‘They are Cowards’

From Bengal to Maharashtra farmers as reason fight a hopeless situation. Time and again, farmers are made the scapegoats for an economy that provides fewer and fewer remedies to the ailing agrarian community. For years the issue of farmers committing suicide has been a matter of serious concern. ‘There is nothing more important than the life of the farmer’. That was Prime Minister Modi in parliament. It sounds fine and emotional. But all his efforts as Prime Minister are aimed at creating more and more unequal society, poverty, hunger, jobless growth, destroying everything that is egalitarian and promote ruthlessness and aggressiveness in enriching the socially, politically and economically dominant class. All are talking about the nightmare Indian peasants are experiencing round the season. And yet nothing is changing for the better. All are too eager to pay lip service to farmers. But lip service cannot change the ground reality.

Dozens of poverty-stricken, debt-laden peasants have killed themselves in the past two months after heavy downpours flattened rice, wheat and potato crops. The peasants, middle and poor peasants, in the main, are crying, they are in distress. But Om Prakash Dhankar, Chief of Bharatiya Janata Party’s peasant wing, has the audacity to say that those who commit suicide are cowards. True, they are not brave manipulators like Dhankar. They are so marginalised, both socially and economically, that they have forgotten to assert themselves even in crisis conditions. They have forgotten to think of change. In their world of day and night there is no optimism, it is pessimism all they way. For them another world is not possible, all avenues are closed. Not that all farm suicides are reported in the mainstream media. In truth suicide is now endemic among poor peasants who are steadily losing land and control over traditional agricultural practice. Market-driven farming compels them to borrow money at exorbitant rates, staking everything on the outcome of a single crop, with no farm insurance. Modi is now asking all parties, to come together to find a solution to this problem. Ludicrously enough, he pretends as if he doesn’t know where they have gone wrong and what are the deficiencies in the system that results in continuing agony in rural India.

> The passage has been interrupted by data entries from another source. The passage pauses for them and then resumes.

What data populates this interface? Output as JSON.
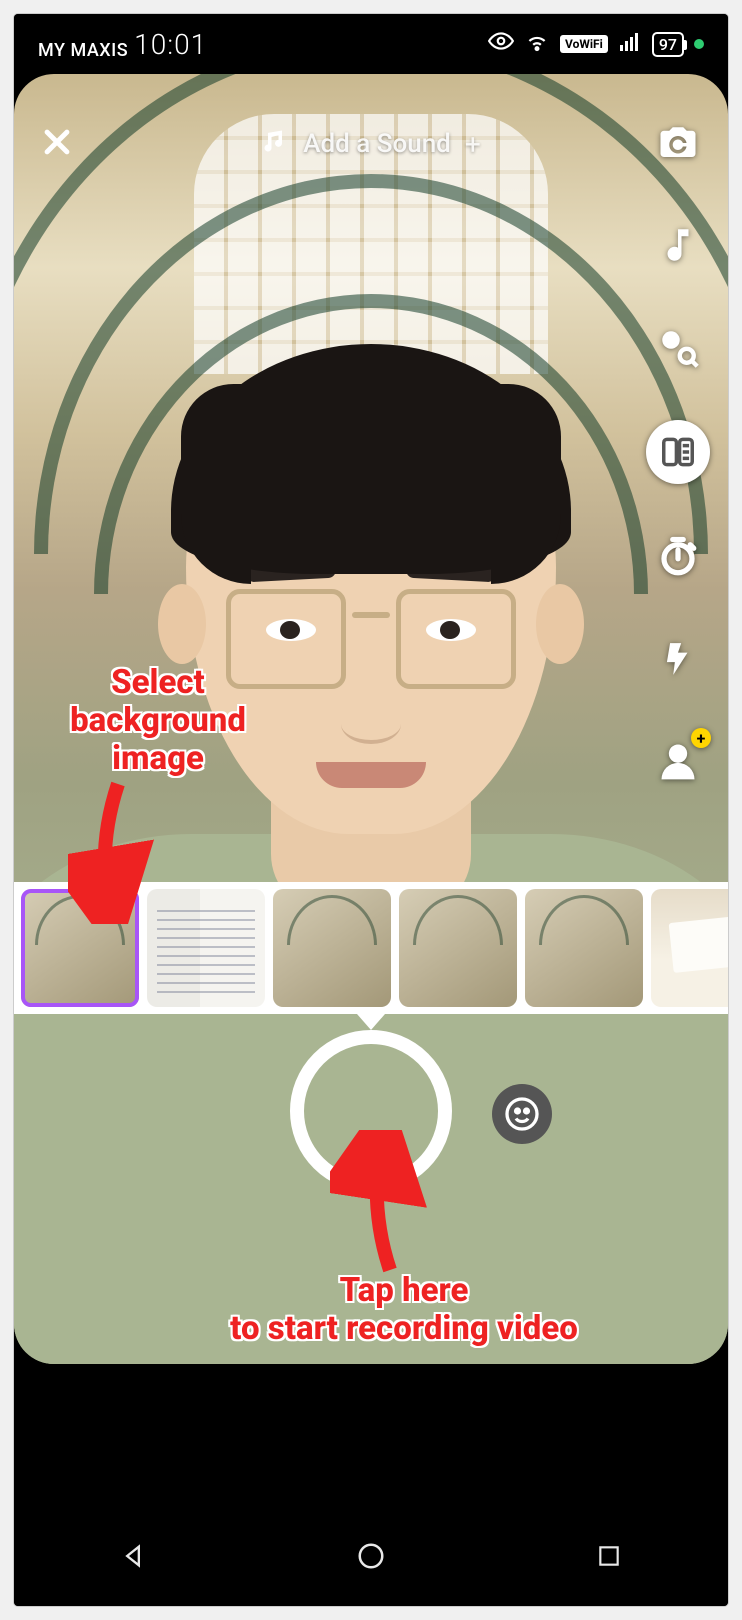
{
  "status_bar": {
    "carrier": "MY MAXIS",
    "time": "10:01",
    "vowifi": "VoWiFi",
    "battery": "97"
  },
  "top": {
    "add_sound_label": "Add a Sound"
  },
  "tools": {
    "flip": "flip-camera-icon",
    "music": "music-icon",
    "explore": "explore-icon",
    "greenscreen": "greenscreen-icon",
    "timer": "timer-icon",
    "flash": "flash-icon",
    "add_friend": "person-plus-icon"
  },
  "backgrounds": {
    "selected_index": 0,
    "thumbs": [
      {
        "kind": "hall",
        "label": "interior-arches-1"
      },
      {
        "kind": "paper",
        "label": "handwritten-note"
      },
      {
        "kind": "hall",
        "label": "interior-arches-2"
      },
      {
        "kind": "hall",
        "label": "interior-arches-3"
      },
      {
        "kind": "hall",
        "label": "interior-arches-4"
      },
      {
        "kind": "card",
        "label": "holding-card"
      }
    ]
  },
  "annotations": {
    "select_bg": "Select background image",
    "tap_record": "Tap here\nto start recording video"
  }
}
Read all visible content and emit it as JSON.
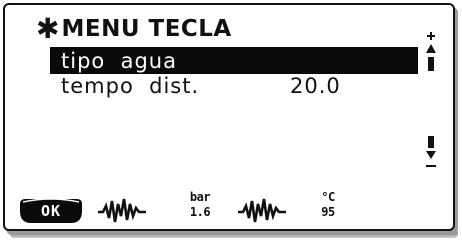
{
  "header": {
    "asterisk": "✱",
    "title": "MENU TECLA"
  },
  "menu": {
    "items": [
      {
        "label": "tipo  agua",
        "value": ""
      },
      {
        "label": "tempo  dist.",
        "value": "20.0"
      }
    ]
  },
  "scrollbar": {
    "up_icon": "scroll-up-icon",
    "down_icon": "scroll-down-icon"
  },
  "softkeys": {
    "ok_label": "OK",
    "pressure_unit": "bar",
    "pressure_value": "1.6",
    "temp_unit": "°C",
    "temp_value": "95",
    "wave_icon": "waveform-icon"
  }
}
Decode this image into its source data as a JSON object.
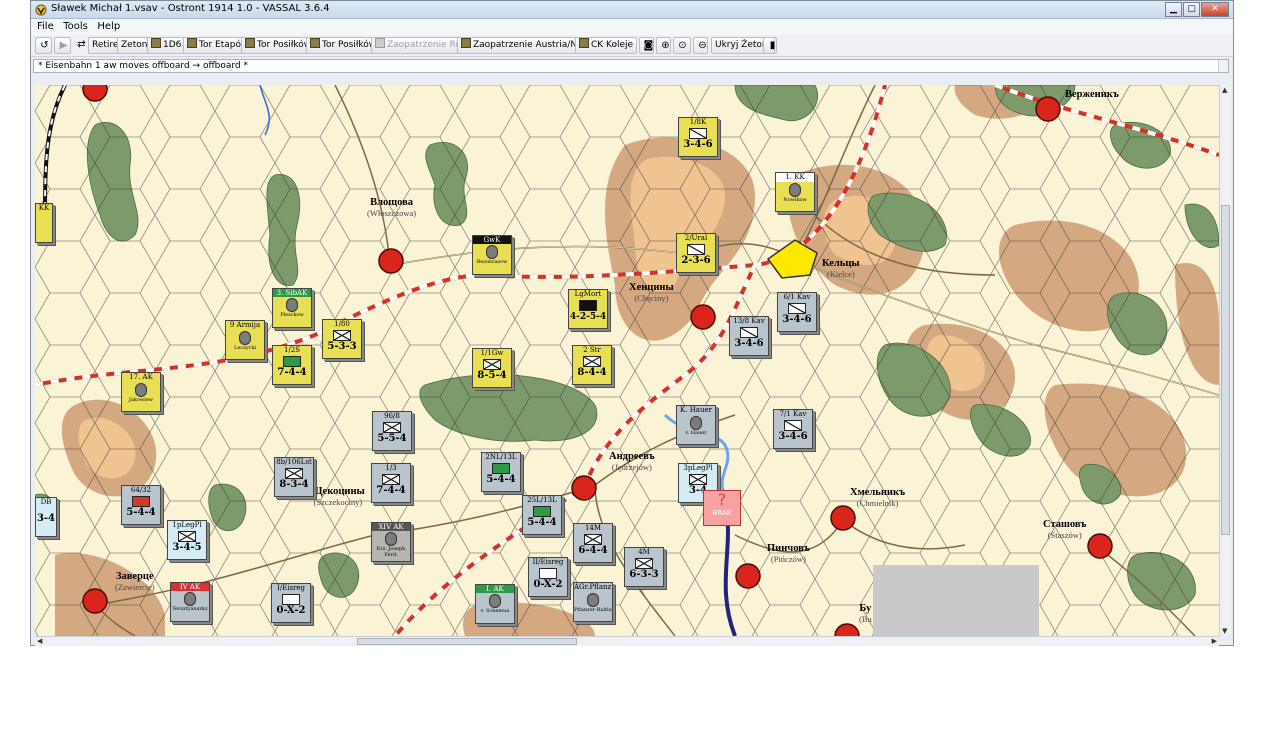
{
  "window": {
    "title": "Sławek Michał 1.vsav - Ostront 1914 1.0 - VASSAL 3.6.4",
    "controls": [
      "minimize-icon",
      "maximize-icon",
      "close-icon"
    ]
  },
  "menu": {
    "file": "File",
    "tools": "Tools",
    "help": "Help"
  },
  "toolbar": {
    "retire": "Retire",
    "zetony": "Zetony",
    "d6": "1D6",
    "tor_etapow": "Tor Etapów",
    "tor_posilkow_1": "Tor Posiłków",
    "tor_posilkow_2": "Tor Posiłków",
    "zaopatrzenie_rosja": "Zaopatrzenie Rosja",
    "zaopatrzenie_austria": "Zaopatrzenie Austria/Niemcy",
    "ck_koleje": "CK Koleje",
    "ukryj_zetony": "Ukryj Żetony"
  },
  "chat": {
    "line": "* Eisenbahn 1 aw moves offboard → offboard *"
  },
  "map": {
    "cities": [
      {
        "ru": "Влощова",
        "pl": "(Włoszczowa)"
      },
      {
        "ru": "Хенцины",
        "pl": "(Chęciny)"
      },
      {
        "ru": "Кельцы",
        "pl": "(Kielce)"
      },
      {
        "ru": "Верженикъ",
        "pl": ""
      },
      {
        "ru": "Андреевъ",
        "pl": "(Jędrzejów)"
      },
      {
        "ru": "Хмельникъ",
        "pl": "(Chmielnik)"
      },
      {
        "ru": "Сташовъ",
        "pl": "(Staszów)"
      },
      {
        "ru": "Пинчовъ",
        "pl": "(Pińczów)"
      },
      {
        "ru": "Заверце",
        "pl": "(Zawiercie)"
      },
      {
        "ru": "Щекоцины",
        "pl": "(Szczekociny)"
      },
      {
        "ru": "Бу",
        "pl": "(Bu"
      }
    ],
    "counters": [
      {
        "top": "1/8K",
        "val": "3-4-6",
        "color": "yellow",
        "sym": "cav"
      },
      {
        "top": "1. KK",
        "val": "Nowikow",
        "color": "yellow",
        "sym": "leader"
      },
      {
        "top": "GwK",
        "val": "Bezobrazow",
        "color": "yellow",
        "sym": "leader"
      },
      {
        "top": "2/Ural",
        "val": "2-3-6",
        "color": "yellow",
        "sym": "cav"
      },
      {
        "top": "LgMort",
        "val": "4-2-5-4",
        "color": "yellow",
        "sym": "art"
      },
      {
        "top": "6/1 Kav",
        "val": "3-4-6",
        "color": "grey",
        "sym": "cav"
      },
      {
        "top": "13/8 Kav",
        "val": "3-4-6",
        "color": "grey",
        "sym": "cav"
      },
      {
        "top": "1/1Gw",
        "val": "8-5-4",
        "color": "yellow",
        "sym": "inf"
      },
      {
        "top": "2 Str",
        "val": "8-4-4",
        "color": "yellow",
        "sym": "inf"
      },
      {
        "top": "K. Hauer",
        "val": "v. Hauer",
        "color": "grey",
        "sym": "leader"
      },
      {
        "top": "7/1 Kav",
        "val": "3-4-6",
        "color": "grey",
        "sym": "cav"
      },
      {
        "top": "9 Armija",
        "val": "Leczycki",
        "color": "yellow",
        "sym": "leader"
      },
      {
        "top": "1/80",
        "val": "5-3-3",
        "color": "yellow",
        "sym": "inf"
      },
      {
        "top": "1/2S",
        "val": "7-4-4",
        "color": "yellow",
        "sym": "inf"
      },
      {
        "top": "17. AK",
        "val": "Jakowlew",
        "color": "yellow",
        "sym": "leader"
      },
      {
        "top": "3. SibAK",
        "val": "Plesckow",
        "color": "yellow",
        "sym": "leader"
      },
      {
        "top": "96/8",
        "val": "5-5-4",
        "color": "grey",
        "sym": "inf"
      },
      {
        "top": "2NL/13L",
        "val": "5-4-4",
        "color": "grey",
        "sym": "inf"
      },
      {
        "top": "3pLegPl",
        "val": "3-4",
        "color": "blue",
        "sym": "inf"
      },
      {
        "top": "8b/106Lst",
        "val": "8-3-4",
        "color": "grey",
        "sym": "inf"
      },
      {
        "top": "1/3",
        "val": "7-4-4",
        "color": "grey",
        "sym": "inf"
      },
      {
        "top": "25L/13L",
        "val": "5-4-4",
        "color": "grey",
        "sym": "inf"
      },
      {
        "top": "64/32",
        "val": "5-4-4",
        "color": "grey",
        "sym": "inf"
      },
      {
        "top": "1pLegPl",
        "val": "3-4-5",
        "color": "blue",
        "sym": "inf"
      },
      {
        "top": "XIV AK",
        "val": "Erz. Joseph Ferd.",
        "color": "dgrey",
        "sym": "leader"
      },
      {
        "top": "14M",
        "val": "6-4-4",
        "color": "grey",
        "sym": "inf"
      },
      {
        "top": "4M",
        "val": "6-3-3",
        "color": "grey",
        "sym": "inf"
      },
      {
        "top": "II/Eisreg",
        "val": "0-X-2",
        "color": "grey",
        "sym": "rail"
      },
      {
        "top": "IV AK",
        "val": "Tersztyánszky",
        "color": "grey",
        "sym": "leader"
      },
      {
        "top": "I/Eisreg",
        "val": "0-X-2",
        "color": "grey",
        "sym": "rail"
      },
      {
        "top": "I. AK",
        "val": "v. Schemua",
        "color": "grey",
        "sym": "leader"
      },
      {
        "top": "AGr.Pflanz.",
        "val": "Pflanzer-Baltin",
        "color": "grey",
        "sym": "leader"
      },
      {
        "top": "DB",
        "val": "3-4",
        "color": "blue",
        "sym": "inf"
      },
      {
        "top": "KK",
        "val": "",
        "color": "yellow",
        "sym": "leader"
      }
    ],
    "marker": "BRAK"
  }
}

The Modis and their critics as well know well how pro-agrarian policy has been changed to pro-industrial during the last 15 years, at a neck-breaking pace. And Modi’s one-year-old administration has shown more ruthlessness in executing pro-industrialist plan than the previous regimes.

Agriculture is not their area of priority. Their concern is about sugar barons, not sugar-cane growers who commit suicide. Heaven will not fall if Ambanis and Adanis don’t get enough land to expand their industrial empire. But heaven definitely crumbles in a farmer’s house when there is a suicide.

Fidel Castro’s Cuba braved American blockade and prospered without Coca Cola and Terylene. But the Modis cannot think of an alternative development model in defiance of foreign investment. For the government it doesn’t matter whether its colour is green or saffron—industry is the holy cow. Strangely, even for the political left it looks equally so. They too lack any agrarian policy of their own, particularly in the changed context. They too are in favour of aping the ways of powers that be. They just react to spontaneity. Essentially they are no better. They think they have nothing to do other than periodically issuing harmless statements against neo-liberal policies and that too in a vague manner.

Even the far left that concretely raised the Indian agrarian question in the ’70s while advocating a new kind of democratic revolution with agrarian revolution as the axis seems to have lost their track in the middle. It is not known whether they still believe in their old hypothesis, principally borrowed from pre-liberated Chinese experience. No doubt the Maoists who carry the legacy of ’70s continue to rely on the peasants, rather tribal peasants, for a revolutionary change. But they have failed, unlike their predecessors of the ’70s, to raise a common slogan around which peasants can be mobilised in their millions without which no fundamental change is feasible. Revisiting the peasant question is the need of the hour and it is precisely not on the agenda of the left and far left as well.

If the Modis have their way in getting the notorious Land Bill passed in parliament, they will destroy whatever vitality and diversity Indian agriculture still has. If the agrarian scenario is not reversed the PL 480 days will be back with vengeance. The systematic destruction of agriculture will force the government to return to the bad old days of begging bowls.

It is one thing to carry out land reforms for poor and marginal peasants in ‘‘liberated and semi-liberated’’ zone, but it is quite another to mobilise broad masses of the peasantry on certain common demands that will sustain a movement for long. But these days left parties, not to speak of right parties, simply resort to adhoc-ism while addressing the problem with a view to not solving it permanently. Their protest begins in parliament and it ends in parliament. Unless there is wider shift in consciousness and praxis nothing will change for the better. In a sense all are engaged in demobilisation, not mobilisation, of masses for the right cause.